長い為替の歴史は円高の歴史でもありますが、全ての円高要因は海外発の要因でした。
しかし、唯一、2011年3月11日に発生した東日本大震災によって、3月17日には1ドル=76.25円まで円高が進みました。
日本の大企業が円資金を確保することを見込んで外貨を売って円を買ったことが円高の原因と言われていますが、真偽のほどはわかりません。
現実問題として冷静に考えると、現在、大企業は200兆円を超える手元資金を持っていますし、金融機関も金余りによって膨大な資金の運用に困る状態です。
従って、実際に東日本大震災後に、大企業や金融機関がドル売り円買いやユーロ売り円買いに走ったとは思えません。
普通に考えれば兆円単位の被害が出たことは確実で、原発事故まで起こした日本の状況は国難とも言える状況におかれ、円が売られても不思議ではありませんでした。
従って、東日本大震災の発生によって、円高を仕掛けた筋があるような気がしてなりません。
次に2010年に遡りますと、2010年5月21日に1ユーロ=108円の円高となりました。
このユーロ安円高は、「ギリシャの財政危機」を背景にユーロが売られ、金融市場が動揺して5月21日に世界同時株安の状況に陥りました。
その結果、消去法的に円が買われ、8月には一時、1ドル=83円台の円高となりました。
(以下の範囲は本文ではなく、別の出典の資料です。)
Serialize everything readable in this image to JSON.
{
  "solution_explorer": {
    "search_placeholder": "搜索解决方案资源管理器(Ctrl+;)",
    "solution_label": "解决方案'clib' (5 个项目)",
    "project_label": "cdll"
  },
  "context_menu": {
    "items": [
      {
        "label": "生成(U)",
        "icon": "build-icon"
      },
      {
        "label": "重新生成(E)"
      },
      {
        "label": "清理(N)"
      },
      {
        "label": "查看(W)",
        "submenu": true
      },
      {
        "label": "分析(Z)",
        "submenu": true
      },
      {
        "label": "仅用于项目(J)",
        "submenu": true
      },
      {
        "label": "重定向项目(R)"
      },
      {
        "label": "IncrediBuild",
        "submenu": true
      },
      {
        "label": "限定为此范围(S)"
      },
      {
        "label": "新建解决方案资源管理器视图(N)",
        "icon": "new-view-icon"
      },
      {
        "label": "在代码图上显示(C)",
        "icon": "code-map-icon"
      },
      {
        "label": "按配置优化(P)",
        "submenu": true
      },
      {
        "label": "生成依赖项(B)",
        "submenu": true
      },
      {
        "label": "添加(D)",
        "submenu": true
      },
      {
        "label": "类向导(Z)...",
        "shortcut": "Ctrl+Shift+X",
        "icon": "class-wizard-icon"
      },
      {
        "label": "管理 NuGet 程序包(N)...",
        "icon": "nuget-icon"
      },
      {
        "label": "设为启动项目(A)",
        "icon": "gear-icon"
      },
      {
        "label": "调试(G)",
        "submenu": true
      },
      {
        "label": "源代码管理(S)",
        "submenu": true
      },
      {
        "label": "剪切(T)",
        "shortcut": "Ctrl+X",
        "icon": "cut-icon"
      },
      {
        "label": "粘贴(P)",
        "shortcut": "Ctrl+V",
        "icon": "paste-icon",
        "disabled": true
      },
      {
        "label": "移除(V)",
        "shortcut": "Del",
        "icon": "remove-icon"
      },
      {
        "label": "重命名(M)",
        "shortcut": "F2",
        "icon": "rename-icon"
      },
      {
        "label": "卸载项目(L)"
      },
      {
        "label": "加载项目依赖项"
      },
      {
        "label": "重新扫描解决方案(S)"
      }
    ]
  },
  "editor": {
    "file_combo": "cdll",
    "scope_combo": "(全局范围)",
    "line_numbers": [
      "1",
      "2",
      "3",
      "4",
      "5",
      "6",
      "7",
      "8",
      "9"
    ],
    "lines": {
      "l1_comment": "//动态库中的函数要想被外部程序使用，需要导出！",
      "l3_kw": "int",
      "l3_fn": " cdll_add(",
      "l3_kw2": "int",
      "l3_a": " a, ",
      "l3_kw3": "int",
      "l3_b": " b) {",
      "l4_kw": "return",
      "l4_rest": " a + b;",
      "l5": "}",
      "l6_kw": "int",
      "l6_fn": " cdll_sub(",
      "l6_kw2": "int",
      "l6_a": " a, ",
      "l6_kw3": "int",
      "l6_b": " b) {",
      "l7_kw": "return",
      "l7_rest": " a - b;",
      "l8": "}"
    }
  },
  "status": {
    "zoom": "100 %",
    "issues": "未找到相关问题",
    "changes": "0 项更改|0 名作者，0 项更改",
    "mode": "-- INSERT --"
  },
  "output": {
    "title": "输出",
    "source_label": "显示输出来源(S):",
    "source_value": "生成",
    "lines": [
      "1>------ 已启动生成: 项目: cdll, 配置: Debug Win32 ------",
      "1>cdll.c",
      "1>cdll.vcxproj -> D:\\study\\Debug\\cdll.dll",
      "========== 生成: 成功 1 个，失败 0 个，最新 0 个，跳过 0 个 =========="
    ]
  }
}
つまり、今年の円高の構図が2年前の2010年5月には既にできていた訳です。
そして、2009年に遡りますと、2009年11月27日に1ドル=87.87円・1ユーロ=129.03円までの円高が進みました。
中東ドバイに於いて不動産バブルが崩壊し金融機関や企業の資金繰りが悪化しました。
いわゆる「ドバイショック」によって比較的安定していた円が買われ、ドバイの企業に融資していた欧州の銀行の株価が下落しニューヨークにも飛び火しました。